During the summer, tourists - mainly Jews, but also Poles, Bielorussians, Germans and Ukrainians - all took the waters there, providing a reasonable living for a town that was then ethnically mixed, albeit with a Jewish majority.
The jurors' unprecedented visit follows several days of harrowing allegations in court last week detailing the horror of the Holocaust as it descended on Domachevo, wiping out a centuries-old Jewish community as the bodies of men, women and children were machine-gunned into a mass grave.
Unlike most murder trials, this one included a detailed history lesson on the Nazi policy of extermination of Europe's Jewry as well as a potted history of Belarus, a former Soviet republic wedged between Poland and Russia that has been shunted back and forth over the centuries between east and central Europe's competing empires.
Born in March 1921, the accused was 20 when he volunteered to be a policeman. His mother died before the outbreak of the war and he was looked after by his grandmother, who, like the rest of the town, knew him as "Andrusha".
Money was tight, so the young Sawoniuk worked as a "Sabbath Goy", a non-Jew who carried out Sabbath tasks that were forbidden to Orthodox Jews, such as lighting fires or chopping wood.

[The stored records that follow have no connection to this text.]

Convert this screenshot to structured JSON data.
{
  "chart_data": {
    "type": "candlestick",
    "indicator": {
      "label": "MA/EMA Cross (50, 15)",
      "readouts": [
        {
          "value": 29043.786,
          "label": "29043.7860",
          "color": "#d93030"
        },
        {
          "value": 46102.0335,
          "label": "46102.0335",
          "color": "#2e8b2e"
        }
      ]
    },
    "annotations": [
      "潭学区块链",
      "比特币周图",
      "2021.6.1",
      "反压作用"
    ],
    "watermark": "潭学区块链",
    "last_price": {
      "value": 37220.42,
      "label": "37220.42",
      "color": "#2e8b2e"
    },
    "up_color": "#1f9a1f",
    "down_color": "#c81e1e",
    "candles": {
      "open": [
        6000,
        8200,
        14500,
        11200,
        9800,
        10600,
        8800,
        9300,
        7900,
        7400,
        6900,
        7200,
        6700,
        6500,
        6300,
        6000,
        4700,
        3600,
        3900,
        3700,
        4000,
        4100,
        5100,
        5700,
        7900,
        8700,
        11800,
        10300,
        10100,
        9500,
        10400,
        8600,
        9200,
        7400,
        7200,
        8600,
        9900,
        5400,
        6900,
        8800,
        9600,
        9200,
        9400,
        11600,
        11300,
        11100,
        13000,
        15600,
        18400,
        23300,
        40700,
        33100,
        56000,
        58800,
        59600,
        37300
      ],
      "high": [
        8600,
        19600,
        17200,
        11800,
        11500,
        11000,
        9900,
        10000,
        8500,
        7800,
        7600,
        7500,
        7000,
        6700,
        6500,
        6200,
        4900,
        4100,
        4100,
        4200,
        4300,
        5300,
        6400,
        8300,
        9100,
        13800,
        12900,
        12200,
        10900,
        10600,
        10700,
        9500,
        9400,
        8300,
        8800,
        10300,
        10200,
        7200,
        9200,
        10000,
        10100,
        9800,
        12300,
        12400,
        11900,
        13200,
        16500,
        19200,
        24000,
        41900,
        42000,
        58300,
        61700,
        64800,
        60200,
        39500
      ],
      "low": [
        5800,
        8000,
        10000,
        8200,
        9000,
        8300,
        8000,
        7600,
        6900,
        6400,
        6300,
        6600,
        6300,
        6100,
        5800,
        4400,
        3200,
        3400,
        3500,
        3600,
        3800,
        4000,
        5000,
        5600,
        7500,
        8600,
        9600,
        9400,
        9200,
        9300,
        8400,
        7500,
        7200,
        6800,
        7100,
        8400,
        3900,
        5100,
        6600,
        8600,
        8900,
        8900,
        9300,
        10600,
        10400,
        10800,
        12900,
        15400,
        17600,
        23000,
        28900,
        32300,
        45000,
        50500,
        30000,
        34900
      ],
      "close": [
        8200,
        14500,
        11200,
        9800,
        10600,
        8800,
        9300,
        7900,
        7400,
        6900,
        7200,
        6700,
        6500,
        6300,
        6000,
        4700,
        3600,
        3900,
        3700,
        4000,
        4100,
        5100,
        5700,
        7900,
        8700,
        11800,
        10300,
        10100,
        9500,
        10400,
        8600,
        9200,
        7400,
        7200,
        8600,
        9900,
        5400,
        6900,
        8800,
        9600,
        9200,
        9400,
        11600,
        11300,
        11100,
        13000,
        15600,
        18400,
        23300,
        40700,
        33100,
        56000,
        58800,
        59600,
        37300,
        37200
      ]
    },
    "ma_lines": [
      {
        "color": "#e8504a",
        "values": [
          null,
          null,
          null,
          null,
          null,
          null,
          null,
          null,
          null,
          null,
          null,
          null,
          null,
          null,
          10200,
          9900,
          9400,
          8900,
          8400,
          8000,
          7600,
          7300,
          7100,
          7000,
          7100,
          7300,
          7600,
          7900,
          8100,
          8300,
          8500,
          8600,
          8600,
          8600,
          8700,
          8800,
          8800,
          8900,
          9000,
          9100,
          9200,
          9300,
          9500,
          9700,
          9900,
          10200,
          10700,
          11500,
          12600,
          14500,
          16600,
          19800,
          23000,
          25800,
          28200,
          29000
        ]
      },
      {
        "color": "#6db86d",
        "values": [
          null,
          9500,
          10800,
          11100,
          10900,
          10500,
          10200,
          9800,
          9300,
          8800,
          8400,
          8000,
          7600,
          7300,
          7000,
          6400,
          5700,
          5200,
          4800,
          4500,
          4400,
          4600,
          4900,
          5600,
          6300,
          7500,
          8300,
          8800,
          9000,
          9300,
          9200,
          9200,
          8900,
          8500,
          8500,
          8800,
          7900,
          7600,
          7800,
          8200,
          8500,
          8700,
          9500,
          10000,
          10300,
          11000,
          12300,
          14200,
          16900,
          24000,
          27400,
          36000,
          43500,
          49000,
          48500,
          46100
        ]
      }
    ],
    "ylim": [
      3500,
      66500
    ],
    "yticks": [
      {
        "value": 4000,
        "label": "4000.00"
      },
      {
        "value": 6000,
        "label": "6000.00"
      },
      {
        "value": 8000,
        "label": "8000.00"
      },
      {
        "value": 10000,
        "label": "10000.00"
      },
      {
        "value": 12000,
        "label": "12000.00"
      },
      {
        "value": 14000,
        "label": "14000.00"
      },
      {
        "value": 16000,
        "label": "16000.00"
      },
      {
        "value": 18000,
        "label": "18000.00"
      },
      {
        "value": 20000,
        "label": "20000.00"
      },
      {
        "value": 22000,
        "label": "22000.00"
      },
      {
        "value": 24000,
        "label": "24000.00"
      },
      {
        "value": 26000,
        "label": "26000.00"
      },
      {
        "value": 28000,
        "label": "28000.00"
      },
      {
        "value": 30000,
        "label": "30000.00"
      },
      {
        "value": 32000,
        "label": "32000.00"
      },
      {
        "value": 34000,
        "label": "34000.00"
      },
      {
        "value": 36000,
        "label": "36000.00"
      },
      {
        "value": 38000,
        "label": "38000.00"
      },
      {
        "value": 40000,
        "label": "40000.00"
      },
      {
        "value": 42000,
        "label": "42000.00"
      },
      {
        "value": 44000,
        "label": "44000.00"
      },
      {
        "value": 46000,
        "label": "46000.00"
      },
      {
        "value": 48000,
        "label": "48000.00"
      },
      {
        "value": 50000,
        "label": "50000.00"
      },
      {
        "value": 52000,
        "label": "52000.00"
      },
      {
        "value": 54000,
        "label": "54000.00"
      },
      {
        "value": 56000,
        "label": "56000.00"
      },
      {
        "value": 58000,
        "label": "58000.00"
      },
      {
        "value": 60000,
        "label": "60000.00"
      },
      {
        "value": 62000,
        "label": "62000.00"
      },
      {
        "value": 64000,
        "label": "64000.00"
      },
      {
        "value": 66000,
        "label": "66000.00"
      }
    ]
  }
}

He even learnt some Yiddish from his employers.
He rose up the ranks in the Nazi police force. The prosecution said Mr Sawoniuk was eventually promoted to Commandant, where he served for three years before fleeing with the Nazis when the Soviets advanced westwards in 1944. Mr Sawoniuk denies all charges.
At both the $185 (pounds 116) a night, four-star Hotel Mercure Fryderyk Chopin in central Warsaw, and in the less luxurious Hotel Intourist in Brest, the jurors will be kept under 24-hour-a-day surveillance by legal officials to ensure the jury's "integrity".
The jurors' history lesson and journey into the past, in a region of Europe where wartime memories are still vivid and vital, will begin as soon as their British Airways flight touches down in Warsaw, a city still deeply scarred by the Second World War.
Although, like other former Communist capitals, Warsaw now boasts the usual array of designer clothes shops, American fast-food restaurants and western investment bankers that denote a successful transition to a market economy, it is a city with its heart ripped out.
Just as the Nazis systematically murdered the Jews of eastern Europe, exterminating communities such as those of Domachevo, the Wehrmacht and the SS systematically demolished Warsaw in 1944, street by street, block by block and house by house.
The same freezing wind that blows across the plains of Belarus, through the pine forests where the Germans and their accomplices lined up Jews in front of mass graves, gusts through Warsaw's modern shopping precincts, through streets that were once thronged with thriving, now vanished, Jewish communities.
In Domachevo little remains of the Jewish community. Jurors will see the concrete monument, topped by a Soviet Red Star, that commemorates the 2,900 Jews killed there in 1942, on the Day of Atonement, the holiest date in the Jewish calendar.
Non-Jewish locals were forced out of church to witness the massacre, John Nutting QC told the court last week, although he said that while Anthony Sawoniuk was a senior police official, there was "no evidence of his actual participation in the massacre that day".
The memorial inscription reads: "To the victims of the German fascist terror 1941-45". Like most Soviet era memorials, that at Domachevo makes no special mention that most of the victims were Jews. But for the jurors who have travelled there from the Old Bailey, the race and religion of those commemorated by the bleak snow-covered obelisk will be clear enough.